The open-air Fuji Kindergarten in Tokyo is said to be among the best in the world.
With almost no wall partitions, a rooftop boardwalk and trees that grow through its classrooms, it resembles a giant circular playground in which its 650 children can fall and pick themselves up as part of their learning experience.
Its founder and principal, 59-year-old Sekiichi Kato, visited Singapore at the weekend and told a seminar that he believes similar educational facilities could easily be constructed here.
“The design of an environment has to encourage a child to learn,” he said, adding that the school itself is a tool to stimulate the children’s imagination and support their development.
However, he said that while educators here can learn from the models of other kindergartens, they should still do what is best suited for their young learners.
Over the last two days, Mr Kato, together with his wife Mrs Kumiko Kato, 55, who is the school’s vice-principal, and Mr Takaharu Tezuka, 52, its architect, touched on topics such as the secret to the kindergarten’s success and designing spaces for kids.
Organised by Greentree Montessori and Chinese Montessori International, the seminar, held at the National Museum, was attended by some 170 participants, including early childhood educators and school leaders.

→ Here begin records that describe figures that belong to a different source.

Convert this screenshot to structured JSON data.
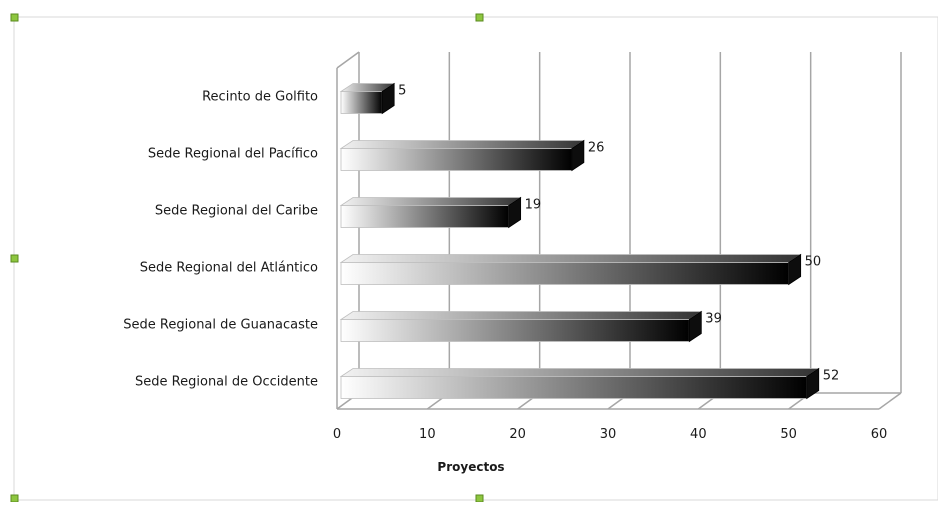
{
  "chart_data": {
    "type": "bar",
    "orientation": "horizontal",
    "categories": [
      "Recinto de Golfito",
      "Sede Regional del Pacífico",
      "Sede Regional del Caribe",
      "Sede Regional del Atlántico",
      "Sede Regional de Guanacaste",
      "Sede Regional de Occidente"
    ],
    "values": [
      5,
      26,
      19,
      50,
      39,
      52
    ],
    "xlabel": "Proyectos",
    "ylabel": "",
    "xlim": [
      0,
      60
    ],
    "xticks": [
      "0",
      "10",
      "20",
      "30",
      "40",
      "50",
      "60"
    ],
    "grid": "vertical",
    "legend": "none",
    "style": "3d-gradient",
    "colors": {
      "bar_start": "#ffffff",
      "bar_end": "#000000",
      "grid": "#a6a6a6",
      "handle": "#8dc63f"
    }
  }
}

Ms Charmaine Soh, founder and director of Greentree Montessori, hoped that the seminar would encourage educators to “think out of the box” and make changes to their teaching environment.
Children are uncomplicated, she said. “Given some trees to climb or some space to run, they will be happy, and they learn, too.”
Those who attended said they hope to incorporate the kindergarten’s best practices in their own centres.
Pre-school educator Henry Ong, 45, will explore a few of these practices – such as looking into the design of his centre and organising outings to expose the kids to nature and the outdoors.
He said: “It is good to create an environment for children to have the freedom to learn and try out new things.”